Пошёл рядом с инспектором, на ходу говорил:
– Понимаете, – кхм! – когда перед вами ребёнок, вы можете принять во внимание другие факторы. Ну не знаю: рост, пропорции, координацию движений. Представьте, вот вы встречаете ребёнка и пытаетесь определить возраст. Ведь не с лексикона начнёте! До того как ребёнок заговорит, у вас уже есть более или менее точная оценка, а тут сложнее. Но ведь когда я видел его…
– Когда? – внезапно прервал инспектор.
Дмитрий Станиславович замолчал.
– Я спрашиваю, когда вы в последний раз виделись с Гориным? Не делайте вид, что не понимаете. Из сказанного вами раньше получалось, что об амнезии директора вы узнали от Сухарева.
– А, ну да. – Синявский виновато хмыкнул, больше не прибавил ничего, только покашлял, как бы от смущения.
«Всё, на него не дави пока, иначе уйдёт в глухую оборону».
– Ладно, доктор, об этом после. Что вы там говорили о признаках?
– О признаках? А, ну да. Видите ли, – хе-хм! – для изучения лексикона одной короткой беседы недостаточно; кроме того, нет гарантии, что воспоминания более позднего времени утрачены полностью…
Инспектор перестал слушать. Четыре года или шесть – велика ли разница? Стало понятно, что память Ян всё-таки потерял, во всяком случае, сам доктор в этом уверен, если только он не первоклассный актёр. Это вряд ли. Лгал неумело. Не исключено, что так и было задумано. Не играет ли он тоньше? Володя покосился на собеседника, увлёкшегося описанием проблемы, с которой по собственному заявлению тот знаком был плохо. «Ишь, соловьём разливается! А те двое?»

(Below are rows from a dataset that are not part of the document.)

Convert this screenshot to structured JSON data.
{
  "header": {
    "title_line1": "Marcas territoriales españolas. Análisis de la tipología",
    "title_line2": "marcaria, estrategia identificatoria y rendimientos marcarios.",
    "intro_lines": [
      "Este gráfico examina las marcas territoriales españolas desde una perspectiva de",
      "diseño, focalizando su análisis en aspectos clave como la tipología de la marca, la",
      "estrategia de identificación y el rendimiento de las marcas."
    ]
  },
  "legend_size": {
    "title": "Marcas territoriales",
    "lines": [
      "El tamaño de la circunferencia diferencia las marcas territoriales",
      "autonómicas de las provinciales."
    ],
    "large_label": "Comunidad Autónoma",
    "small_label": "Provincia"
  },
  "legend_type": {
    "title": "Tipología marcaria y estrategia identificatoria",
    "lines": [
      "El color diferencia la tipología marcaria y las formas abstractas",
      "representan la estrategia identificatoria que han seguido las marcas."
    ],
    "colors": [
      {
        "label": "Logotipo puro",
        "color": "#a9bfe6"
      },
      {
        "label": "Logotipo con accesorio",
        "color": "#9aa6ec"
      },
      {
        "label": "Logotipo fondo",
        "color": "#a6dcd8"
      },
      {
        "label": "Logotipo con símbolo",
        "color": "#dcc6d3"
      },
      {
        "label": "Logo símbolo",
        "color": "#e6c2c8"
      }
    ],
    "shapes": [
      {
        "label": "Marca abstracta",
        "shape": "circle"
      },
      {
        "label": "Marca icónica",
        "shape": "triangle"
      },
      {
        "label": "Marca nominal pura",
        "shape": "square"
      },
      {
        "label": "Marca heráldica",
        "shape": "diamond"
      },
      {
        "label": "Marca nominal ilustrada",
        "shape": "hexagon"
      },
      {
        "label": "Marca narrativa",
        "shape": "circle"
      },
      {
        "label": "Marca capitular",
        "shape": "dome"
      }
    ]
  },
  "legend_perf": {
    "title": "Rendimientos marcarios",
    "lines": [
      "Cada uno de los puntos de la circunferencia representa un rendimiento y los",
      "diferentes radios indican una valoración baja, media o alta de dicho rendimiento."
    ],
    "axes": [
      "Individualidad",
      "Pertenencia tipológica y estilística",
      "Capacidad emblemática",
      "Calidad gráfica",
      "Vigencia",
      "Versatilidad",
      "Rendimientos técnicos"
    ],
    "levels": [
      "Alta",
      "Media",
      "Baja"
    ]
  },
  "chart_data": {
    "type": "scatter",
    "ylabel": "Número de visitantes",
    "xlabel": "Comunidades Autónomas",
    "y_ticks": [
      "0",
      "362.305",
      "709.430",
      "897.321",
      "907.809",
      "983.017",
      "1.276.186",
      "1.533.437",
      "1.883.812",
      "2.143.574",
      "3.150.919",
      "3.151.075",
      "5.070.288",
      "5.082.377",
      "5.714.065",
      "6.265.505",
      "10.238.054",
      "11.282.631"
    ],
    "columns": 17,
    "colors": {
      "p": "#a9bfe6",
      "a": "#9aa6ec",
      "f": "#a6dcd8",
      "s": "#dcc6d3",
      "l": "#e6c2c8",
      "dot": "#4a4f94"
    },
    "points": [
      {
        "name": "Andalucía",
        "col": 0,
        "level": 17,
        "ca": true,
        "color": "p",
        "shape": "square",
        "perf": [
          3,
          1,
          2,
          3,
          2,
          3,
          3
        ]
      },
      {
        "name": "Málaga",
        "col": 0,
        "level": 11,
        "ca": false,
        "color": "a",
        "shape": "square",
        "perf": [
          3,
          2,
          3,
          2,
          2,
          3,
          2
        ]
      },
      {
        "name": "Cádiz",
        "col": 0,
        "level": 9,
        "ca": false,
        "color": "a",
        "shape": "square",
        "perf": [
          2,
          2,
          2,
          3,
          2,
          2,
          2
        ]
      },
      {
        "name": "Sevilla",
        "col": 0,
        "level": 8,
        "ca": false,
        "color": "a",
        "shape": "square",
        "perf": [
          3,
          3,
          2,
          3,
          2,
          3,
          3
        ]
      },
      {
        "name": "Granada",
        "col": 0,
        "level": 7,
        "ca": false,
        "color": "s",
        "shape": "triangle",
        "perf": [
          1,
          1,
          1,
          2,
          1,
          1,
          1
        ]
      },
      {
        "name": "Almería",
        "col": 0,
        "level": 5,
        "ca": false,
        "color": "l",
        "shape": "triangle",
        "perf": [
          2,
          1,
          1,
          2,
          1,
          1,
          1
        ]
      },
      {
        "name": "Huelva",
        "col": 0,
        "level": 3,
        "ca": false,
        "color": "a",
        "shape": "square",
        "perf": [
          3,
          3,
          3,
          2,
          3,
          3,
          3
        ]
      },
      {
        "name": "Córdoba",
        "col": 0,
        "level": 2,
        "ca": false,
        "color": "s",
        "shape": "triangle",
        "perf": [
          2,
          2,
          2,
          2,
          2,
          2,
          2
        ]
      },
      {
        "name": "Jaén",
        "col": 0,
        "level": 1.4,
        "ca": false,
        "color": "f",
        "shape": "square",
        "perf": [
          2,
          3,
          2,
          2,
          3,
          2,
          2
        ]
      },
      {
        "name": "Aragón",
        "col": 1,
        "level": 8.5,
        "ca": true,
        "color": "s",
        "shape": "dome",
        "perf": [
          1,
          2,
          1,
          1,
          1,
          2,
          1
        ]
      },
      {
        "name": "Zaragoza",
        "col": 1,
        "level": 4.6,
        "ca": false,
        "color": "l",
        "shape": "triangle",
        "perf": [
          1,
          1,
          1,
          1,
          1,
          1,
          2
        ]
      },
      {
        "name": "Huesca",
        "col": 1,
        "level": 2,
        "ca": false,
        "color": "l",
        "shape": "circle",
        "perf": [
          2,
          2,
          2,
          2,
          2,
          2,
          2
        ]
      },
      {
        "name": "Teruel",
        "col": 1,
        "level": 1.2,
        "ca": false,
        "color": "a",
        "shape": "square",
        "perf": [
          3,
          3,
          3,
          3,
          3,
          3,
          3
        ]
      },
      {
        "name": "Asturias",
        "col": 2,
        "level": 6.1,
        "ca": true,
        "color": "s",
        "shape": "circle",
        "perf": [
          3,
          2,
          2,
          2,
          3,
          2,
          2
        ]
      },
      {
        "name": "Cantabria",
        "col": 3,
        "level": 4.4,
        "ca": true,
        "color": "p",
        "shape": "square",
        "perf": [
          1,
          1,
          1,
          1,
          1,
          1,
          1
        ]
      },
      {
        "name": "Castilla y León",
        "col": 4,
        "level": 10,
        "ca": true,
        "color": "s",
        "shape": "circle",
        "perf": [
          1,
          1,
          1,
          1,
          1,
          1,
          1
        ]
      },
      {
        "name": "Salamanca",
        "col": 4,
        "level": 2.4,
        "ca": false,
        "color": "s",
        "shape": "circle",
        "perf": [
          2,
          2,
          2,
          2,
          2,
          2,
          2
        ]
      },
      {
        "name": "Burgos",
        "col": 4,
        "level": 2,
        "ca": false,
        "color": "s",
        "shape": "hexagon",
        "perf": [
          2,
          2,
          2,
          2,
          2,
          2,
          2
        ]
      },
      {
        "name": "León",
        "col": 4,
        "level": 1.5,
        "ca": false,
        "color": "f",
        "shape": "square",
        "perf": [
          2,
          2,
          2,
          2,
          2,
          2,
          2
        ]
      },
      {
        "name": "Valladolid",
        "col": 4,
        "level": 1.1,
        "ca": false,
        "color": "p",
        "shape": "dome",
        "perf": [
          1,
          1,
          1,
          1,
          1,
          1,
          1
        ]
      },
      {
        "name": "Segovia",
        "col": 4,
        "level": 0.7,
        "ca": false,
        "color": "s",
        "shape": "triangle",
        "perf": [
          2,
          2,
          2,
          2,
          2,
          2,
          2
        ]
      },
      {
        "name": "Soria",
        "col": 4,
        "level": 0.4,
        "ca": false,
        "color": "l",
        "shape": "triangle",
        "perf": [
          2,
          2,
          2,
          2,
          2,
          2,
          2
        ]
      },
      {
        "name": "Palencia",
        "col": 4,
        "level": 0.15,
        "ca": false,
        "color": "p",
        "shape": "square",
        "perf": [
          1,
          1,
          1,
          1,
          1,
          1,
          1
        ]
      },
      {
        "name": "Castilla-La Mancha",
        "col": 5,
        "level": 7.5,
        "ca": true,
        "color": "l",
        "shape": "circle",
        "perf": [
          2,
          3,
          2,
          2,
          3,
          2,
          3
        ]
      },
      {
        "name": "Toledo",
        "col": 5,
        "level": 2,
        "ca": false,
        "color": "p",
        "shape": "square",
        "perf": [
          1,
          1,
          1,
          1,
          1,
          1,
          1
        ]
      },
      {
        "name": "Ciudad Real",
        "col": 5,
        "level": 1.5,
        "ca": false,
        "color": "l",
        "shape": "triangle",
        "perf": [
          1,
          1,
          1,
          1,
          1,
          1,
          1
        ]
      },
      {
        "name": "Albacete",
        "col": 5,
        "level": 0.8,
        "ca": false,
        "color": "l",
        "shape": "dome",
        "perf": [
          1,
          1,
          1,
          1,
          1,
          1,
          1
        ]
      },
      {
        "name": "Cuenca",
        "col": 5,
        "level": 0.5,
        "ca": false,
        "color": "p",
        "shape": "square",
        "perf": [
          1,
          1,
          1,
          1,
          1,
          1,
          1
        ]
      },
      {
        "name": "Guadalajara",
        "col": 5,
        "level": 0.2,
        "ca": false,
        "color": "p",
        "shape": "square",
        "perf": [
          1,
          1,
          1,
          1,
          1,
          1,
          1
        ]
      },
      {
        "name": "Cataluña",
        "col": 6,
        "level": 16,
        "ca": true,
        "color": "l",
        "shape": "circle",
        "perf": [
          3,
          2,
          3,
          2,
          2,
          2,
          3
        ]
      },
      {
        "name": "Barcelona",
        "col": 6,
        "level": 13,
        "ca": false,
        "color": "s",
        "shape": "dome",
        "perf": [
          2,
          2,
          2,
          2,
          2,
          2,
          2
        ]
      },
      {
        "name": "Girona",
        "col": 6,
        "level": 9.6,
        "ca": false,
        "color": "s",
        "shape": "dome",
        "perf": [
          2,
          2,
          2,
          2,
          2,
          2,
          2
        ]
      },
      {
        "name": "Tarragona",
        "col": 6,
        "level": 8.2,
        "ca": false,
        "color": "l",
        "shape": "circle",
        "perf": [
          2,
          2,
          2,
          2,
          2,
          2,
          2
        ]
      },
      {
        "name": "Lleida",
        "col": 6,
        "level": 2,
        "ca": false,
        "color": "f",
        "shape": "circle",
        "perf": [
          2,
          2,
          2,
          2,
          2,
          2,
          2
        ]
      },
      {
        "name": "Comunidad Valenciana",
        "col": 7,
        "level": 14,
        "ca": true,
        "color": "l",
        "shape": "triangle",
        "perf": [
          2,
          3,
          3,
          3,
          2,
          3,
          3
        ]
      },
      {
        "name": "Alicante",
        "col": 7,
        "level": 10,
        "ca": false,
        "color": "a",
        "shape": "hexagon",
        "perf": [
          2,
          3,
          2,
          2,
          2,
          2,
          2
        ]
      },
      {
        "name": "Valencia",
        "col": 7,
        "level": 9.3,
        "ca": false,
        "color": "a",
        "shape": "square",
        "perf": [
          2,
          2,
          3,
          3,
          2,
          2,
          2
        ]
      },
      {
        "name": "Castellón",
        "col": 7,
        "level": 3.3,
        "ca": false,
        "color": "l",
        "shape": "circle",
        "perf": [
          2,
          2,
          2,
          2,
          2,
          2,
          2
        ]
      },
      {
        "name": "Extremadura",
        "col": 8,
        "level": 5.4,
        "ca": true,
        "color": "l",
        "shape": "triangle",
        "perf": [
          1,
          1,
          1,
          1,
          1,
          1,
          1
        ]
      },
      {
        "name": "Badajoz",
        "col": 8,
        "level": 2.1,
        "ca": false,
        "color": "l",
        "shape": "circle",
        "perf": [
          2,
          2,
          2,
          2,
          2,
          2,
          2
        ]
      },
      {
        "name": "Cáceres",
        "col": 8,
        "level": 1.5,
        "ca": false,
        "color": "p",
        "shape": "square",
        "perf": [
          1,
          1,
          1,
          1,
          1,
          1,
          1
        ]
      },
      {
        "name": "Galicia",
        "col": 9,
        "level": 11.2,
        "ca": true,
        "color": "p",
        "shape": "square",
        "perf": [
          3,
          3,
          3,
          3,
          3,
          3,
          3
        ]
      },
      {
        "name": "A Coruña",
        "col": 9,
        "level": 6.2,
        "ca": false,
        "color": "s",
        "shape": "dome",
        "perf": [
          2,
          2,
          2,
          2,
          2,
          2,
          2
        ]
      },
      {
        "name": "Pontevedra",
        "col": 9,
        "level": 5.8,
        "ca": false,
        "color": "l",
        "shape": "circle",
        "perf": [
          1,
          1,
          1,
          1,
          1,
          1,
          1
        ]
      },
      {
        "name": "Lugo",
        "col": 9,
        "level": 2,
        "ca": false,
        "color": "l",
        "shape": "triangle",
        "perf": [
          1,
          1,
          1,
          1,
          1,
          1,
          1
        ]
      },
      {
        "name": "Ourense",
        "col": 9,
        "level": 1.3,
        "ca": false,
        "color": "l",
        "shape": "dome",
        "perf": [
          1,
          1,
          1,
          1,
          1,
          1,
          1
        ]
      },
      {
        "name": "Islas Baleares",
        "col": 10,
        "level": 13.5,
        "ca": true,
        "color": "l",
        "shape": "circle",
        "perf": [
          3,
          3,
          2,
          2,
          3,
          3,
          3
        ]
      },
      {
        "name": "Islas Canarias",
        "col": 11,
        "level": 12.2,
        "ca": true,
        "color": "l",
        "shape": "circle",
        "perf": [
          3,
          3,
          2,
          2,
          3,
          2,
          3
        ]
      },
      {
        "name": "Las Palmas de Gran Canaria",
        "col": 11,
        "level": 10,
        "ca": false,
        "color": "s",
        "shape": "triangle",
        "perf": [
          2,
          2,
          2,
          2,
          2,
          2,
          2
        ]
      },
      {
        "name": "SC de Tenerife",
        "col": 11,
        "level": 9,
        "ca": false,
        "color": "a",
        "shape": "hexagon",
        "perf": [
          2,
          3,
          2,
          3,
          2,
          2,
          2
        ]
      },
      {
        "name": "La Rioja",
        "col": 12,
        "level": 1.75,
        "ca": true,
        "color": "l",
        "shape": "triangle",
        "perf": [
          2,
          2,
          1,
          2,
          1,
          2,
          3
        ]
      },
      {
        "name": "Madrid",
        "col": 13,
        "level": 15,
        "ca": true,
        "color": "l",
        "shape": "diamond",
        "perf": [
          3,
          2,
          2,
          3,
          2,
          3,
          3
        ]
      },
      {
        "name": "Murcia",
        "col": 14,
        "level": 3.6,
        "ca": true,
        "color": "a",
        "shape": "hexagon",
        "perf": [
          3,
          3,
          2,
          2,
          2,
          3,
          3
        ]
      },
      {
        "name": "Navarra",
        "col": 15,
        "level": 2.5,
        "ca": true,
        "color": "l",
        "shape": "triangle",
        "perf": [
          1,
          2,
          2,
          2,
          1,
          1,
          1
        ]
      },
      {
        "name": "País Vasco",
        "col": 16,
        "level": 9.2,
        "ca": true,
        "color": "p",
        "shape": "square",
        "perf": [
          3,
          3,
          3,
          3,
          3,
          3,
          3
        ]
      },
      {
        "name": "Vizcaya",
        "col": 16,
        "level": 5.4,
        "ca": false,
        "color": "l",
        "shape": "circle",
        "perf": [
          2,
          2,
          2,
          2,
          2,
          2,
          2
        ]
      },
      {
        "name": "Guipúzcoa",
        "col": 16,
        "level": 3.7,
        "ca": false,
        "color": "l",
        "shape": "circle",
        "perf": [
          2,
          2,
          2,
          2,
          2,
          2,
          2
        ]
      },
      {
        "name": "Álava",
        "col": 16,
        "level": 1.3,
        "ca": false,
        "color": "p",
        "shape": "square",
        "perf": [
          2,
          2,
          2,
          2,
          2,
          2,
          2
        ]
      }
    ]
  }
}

В самом конце прямой аллеи, где на фоне тёмного… – моря? неба? – белел частый гребень балюстрады, две фигурки заметил инспектор, женскую – изогнутый росчерк, – и с нею рядом мужскую. Нет, не так. Сухарев вёл, а за ним, ухватившись за локоть, семенила Инна Гладких. Когда пришла пора повернуть им налево, Андрей Николаевич сделал это уверенно, не наклонив головы, спина его пиджачная осталась прямой. Женская фигурка, чуть помедлив на повороте, изогнулась, чтобы остаться рядом. Володя на миг увидал белое пятно лица индианки – та, словно кошка, оглянулась, прежде чем кинуться наутёк.
Инспектор заторопился следом по аллее высоких деревьев с очень светлыми зеленоватыми стволами, за ним поспешал доктор, слегка задыхаясь от быстрой ходьбы. В спины им дунуло холодом; позади воркотнуло и глухо вздохнуло грозовым утробным голосом.
– Гроза над доломитами, – бросил вскользь Дмитрий Станиславович и продолжил рассуждения о смешных глагольных формах.
Володя с тоскою глянул на розоватый облачный парусник, лёгший в дрейф над голфо ди Триест.
– Не туда, – остановил его психофизик. – Нам к лифту. Вот он.
«Да вижу я», – раздражённо подумал инспектор, которого вопреки всему тянуло к ограде террасы – глянуть на маяк хоть краем глаза.
По контрасту с акварельным небом лифт произвел гнетущее впечатление. Нет большей дикости, чем выстроить посреди средиземноморского парка железобетонный надолб, похожий на лысый лоб зарытого в землю великана. Две ниши под квадратными надбровьями плит закрыты были тяжёлыми стальными ве́ками.
Володя подошёл к правой «глазнице», где прохаживался Сухарев и ждала, обхватив плечи руками, Инна. «Май, вечером холодает быстро».
– Как вы его называете? – спросил Инну Володя.
– Лифт? Мы зовём его Пуанкаре. Да-да, лифт Пуанкаре. Бр-р, как тут дует. Андрей, пойдём внутрь.
– Я ждал господина инспектора, – холодно пояснил Сухарев.
– Станьте лицом к двери, – попросил психофизик.
– Зачем?
– Пока «Аристо» – кх-м! – не опознает всех, дверь не откроет. У вас допуск в бункер есть?
– Должен быть, – ответил инспектор. – Если Берсеньева мне его открыла. Кстати, где она? Мне нужно с ней поговорить.
– Вр-р-рау! – заревел великан. Оказалось – не спал, дремал вполглаза. Толстенная створка с рёвом уползла в сторону, открыв проём.
– Светлана Васильевна, скорее всего… – начала Инна, перекрикивая шум двигателя.
– Мы не знаем, где она, – перебил Сухарев.
«Заткнул ей рот. Примечайте, господин инспектор! В товарищах согласья нет. Индианка за милую душу выдала бы Светлану Васильевну, а он не дал. Прекрасно. Пока хватит этой информации, всему своё время, доберусь и до Берсеньевой».
– Потому что если бы допуска у вас не было, – пояснил доктор, – в лифт вас, конечно, пустили бы. В тоннель, на пляж – пожалуйста, а вот в Пещеру Духов – нет.
– Что за пещера?
– Входите же! – торопил Андрей Николаевич.